Bergkantone als Vorreiter
Die meisten Kantone in der Schweiz und auch der künftige Lehrplan 21 legen das Schwergewicht noch immer auf den höchst unbefriedigenden Computerführerschein, der keinen nachhaltigen Wissenstransfer, keine Tiefe und keine nennenswerten Beiträge zur allgemeinen Bildung leistet. Es stellt sich nun die Frage, wie viele Bildungspolitikerinnen und -politiker in der Schweiz diese Fehlentwicklung in der Informatikausbildung weiterhin stolz als einen Beitrag zur Bildung verkaufen wollen und ob sie wie bisher im künftigen Lehrplan 21 weiterhin auf diesem „Mist“ aufbauen wollen, wie es Gove nennt.
Der grösste Gegensatz ist im Kanton Zürich zu beobachten.

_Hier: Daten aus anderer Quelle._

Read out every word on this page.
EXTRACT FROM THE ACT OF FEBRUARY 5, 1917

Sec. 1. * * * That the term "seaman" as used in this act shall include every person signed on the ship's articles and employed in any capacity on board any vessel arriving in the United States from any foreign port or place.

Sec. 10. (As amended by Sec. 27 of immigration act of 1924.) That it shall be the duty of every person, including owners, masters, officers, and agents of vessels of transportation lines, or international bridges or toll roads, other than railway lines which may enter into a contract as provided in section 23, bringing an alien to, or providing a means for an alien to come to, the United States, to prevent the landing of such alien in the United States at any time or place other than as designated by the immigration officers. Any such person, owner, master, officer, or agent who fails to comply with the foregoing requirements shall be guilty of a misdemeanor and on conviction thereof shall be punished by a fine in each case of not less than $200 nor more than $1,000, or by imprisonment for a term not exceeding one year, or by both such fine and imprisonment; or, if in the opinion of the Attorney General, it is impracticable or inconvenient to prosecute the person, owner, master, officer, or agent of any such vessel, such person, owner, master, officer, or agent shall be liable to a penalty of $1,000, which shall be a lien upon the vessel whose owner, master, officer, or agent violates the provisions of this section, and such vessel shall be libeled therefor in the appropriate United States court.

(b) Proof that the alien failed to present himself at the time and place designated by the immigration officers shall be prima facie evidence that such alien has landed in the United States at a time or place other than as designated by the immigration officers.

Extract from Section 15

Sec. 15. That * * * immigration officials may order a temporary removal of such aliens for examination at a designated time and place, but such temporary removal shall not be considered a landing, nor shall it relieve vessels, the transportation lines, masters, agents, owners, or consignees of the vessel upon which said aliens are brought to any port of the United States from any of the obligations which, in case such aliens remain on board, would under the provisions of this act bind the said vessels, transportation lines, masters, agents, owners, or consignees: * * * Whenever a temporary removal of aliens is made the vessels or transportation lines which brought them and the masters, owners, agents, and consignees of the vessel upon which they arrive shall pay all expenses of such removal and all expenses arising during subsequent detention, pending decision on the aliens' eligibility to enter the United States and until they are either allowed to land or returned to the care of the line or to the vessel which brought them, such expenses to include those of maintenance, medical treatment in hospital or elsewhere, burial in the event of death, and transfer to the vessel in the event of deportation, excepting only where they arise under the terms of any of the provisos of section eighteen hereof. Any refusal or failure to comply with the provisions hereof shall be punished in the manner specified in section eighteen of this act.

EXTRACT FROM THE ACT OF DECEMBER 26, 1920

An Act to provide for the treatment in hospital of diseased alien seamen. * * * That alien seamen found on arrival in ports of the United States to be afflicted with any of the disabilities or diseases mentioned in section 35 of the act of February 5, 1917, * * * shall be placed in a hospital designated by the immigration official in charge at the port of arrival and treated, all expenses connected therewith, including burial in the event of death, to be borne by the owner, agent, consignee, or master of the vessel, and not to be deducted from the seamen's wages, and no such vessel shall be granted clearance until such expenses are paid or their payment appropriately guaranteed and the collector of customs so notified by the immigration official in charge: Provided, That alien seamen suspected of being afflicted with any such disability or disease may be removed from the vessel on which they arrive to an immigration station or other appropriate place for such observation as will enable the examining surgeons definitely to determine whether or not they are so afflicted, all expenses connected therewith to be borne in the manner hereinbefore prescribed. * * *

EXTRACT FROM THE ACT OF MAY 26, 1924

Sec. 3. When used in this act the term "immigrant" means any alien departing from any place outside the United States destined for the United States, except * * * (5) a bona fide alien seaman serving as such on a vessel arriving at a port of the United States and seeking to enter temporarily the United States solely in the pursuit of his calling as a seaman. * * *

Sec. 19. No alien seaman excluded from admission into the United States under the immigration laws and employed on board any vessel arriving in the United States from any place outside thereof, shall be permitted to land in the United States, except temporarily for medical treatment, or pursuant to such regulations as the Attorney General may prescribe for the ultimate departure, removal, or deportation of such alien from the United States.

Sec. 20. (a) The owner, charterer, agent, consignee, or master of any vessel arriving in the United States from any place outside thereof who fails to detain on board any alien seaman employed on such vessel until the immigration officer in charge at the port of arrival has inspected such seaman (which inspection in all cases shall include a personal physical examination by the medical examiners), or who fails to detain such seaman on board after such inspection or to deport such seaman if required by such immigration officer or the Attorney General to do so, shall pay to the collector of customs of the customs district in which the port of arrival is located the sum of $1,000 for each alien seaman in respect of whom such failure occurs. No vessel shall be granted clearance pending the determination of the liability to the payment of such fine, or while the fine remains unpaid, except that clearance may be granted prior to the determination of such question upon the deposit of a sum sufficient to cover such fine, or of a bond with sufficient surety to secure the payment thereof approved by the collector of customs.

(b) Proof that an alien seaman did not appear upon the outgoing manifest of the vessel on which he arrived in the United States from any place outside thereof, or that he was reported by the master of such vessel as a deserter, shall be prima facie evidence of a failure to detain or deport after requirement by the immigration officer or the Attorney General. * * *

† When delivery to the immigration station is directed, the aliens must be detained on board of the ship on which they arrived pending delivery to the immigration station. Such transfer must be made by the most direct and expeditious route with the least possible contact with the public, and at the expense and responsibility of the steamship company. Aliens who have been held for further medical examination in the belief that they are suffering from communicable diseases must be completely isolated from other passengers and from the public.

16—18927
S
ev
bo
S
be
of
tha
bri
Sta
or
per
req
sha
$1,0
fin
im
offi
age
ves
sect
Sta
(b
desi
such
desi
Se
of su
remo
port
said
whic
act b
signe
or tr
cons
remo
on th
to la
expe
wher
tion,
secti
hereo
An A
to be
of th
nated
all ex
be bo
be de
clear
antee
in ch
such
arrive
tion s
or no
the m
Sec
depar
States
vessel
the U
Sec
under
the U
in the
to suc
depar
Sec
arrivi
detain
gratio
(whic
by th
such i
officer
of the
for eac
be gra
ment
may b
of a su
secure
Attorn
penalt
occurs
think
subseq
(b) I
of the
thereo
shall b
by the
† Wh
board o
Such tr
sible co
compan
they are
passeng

Einerseits will die Stadt ein zweites Silicon Valley werden, andererseits verweigert die kantonale Bildungsdirektion die Verankerung elementarer Informatikgrundlagen in den Lehrplänen und schwärmt von Konzepten, die immer mehr Länder als Irrtum der Geschichte bezeichnen. Vorreiter sind jetzt die Bergkantone Graubünden (z.B. Domat/Ems) und Uri (z.B. Attinghausen), die sich auf Versuche mit Programmierunterricht in Primarschulen einlassen. In Bern (z.B. Kehrsatz), Aargau, Luzern und Schaffhausen gibt es auch schon erste Schulen, die Bereitschaft zeigen, neue Wege im Informatikunterricht zu gehen.
Die ETH Zürich ist bereit
Die ETH Zürich ist für einen Wechsel zu einem vernünftigen Informatikunterricht gut vorbereitet. Im Ausbildungs- und Beratungszentrum für Informatikunterricht (www.abz.inf.ethz.ch) werden seit Jahren altersgerechte Unterrichtsmaterialien und Lehrbücher entwickelt. Sie wurden in mehr als 30 Primarschulen und Gymnasien ausprobiert. Es ist nicht schwierig, die Schulen dafür zu gewinnen, die Klassen haben Spass am Unterricht. Der Wissenstransfer und die erlangten Kompetenzen überschreiten sogar die Erwartungen von Experten stark. Erforderlich ist bloss eine grundlegende Änderung in der schweizerischen Bildungspolitik.